Vale, Would I Lie To You Australia

The last episode of the first Australian series of Would I Lie To You aired on Monday night. As usual, it was…okay. At this point, we should probably say why we think it was just okay and not spectacularly hilarious like we hoped it would be, but we’ve already done that in our review of episode one, and as the show continued exactly the way it started eight weeks ago, there’s absolutely no need to repeat ourselves.

Apart from to note one of the reasons why.

No, we don’t mean the regular cast, although only Frank Woodley brings the big laughs.

Remember how Randling was famously all filmed months before it aired, meaning the makers had no way of re-working the show mid-series when it became clear what the problems were? Well, here we go again as Would I Lie To You was shot in December last year. And yes, it should have been obvious to TV professionals that the show was over-long and dull in the edit – it certainly was to us in episode one – but sometimes you need the external view of the mass audience before you can see that kind of thing. An external view that came at least a month after all the editing was done, presumably. Too late!

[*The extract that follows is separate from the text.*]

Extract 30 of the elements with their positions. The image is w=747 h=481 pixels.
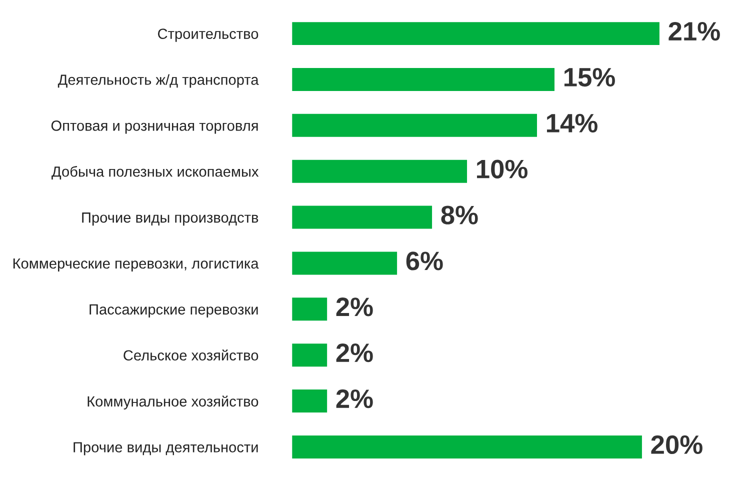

One other thing we will note about Would I Lie To You was how incredibly distracting that graphic in the bottom corner of the final episode, reminding us that The Cheap Seats is coming back, was. It’s not that we’ve dropped in from 30 years ago and never seen those kinds of graphics on TV. It’s more that having a constant onscreen reminder that the network making this okay program is capable of much better, is pretty distracting.

The Cheap Seats represents many of the things you hope for in a new comedy: it’s a fresh take, there’s interesting new talent on the show and it’s consistently funny. Would I Lie To You, on the other hand, is in a different arena altogether. It’s a 15-year-old concept that’s been done and done and done on British TV (albeit fairly successfully), then aired here, and now it’s been re-done by us except it’s been stretched and warped to fit a commercial TV hour and whoever books the guests forget to hire enough female comedians.

The result was the kind of show that hasn’t been fresh on Australian television for more than a decade. Seriously, it’s 2022, and there are now enough female comedians that you don’t need to hire female actors, musicians, and personalities to make up the female numbers. When you’re hiring Gina Liano, a woman who stretches the definition of entertainment, let alone of comedy, as a panellist, maybe it’s time to reflect a bit on your booking policy.

We’re used to Australian commercial television comedy playing it safe, but making a middling local version of a declining overseas show doesn’t feel like a way forward. It feels like the kind of show you make when you’re out of ideas or not brave enough to take a punt on something, or somebody, new.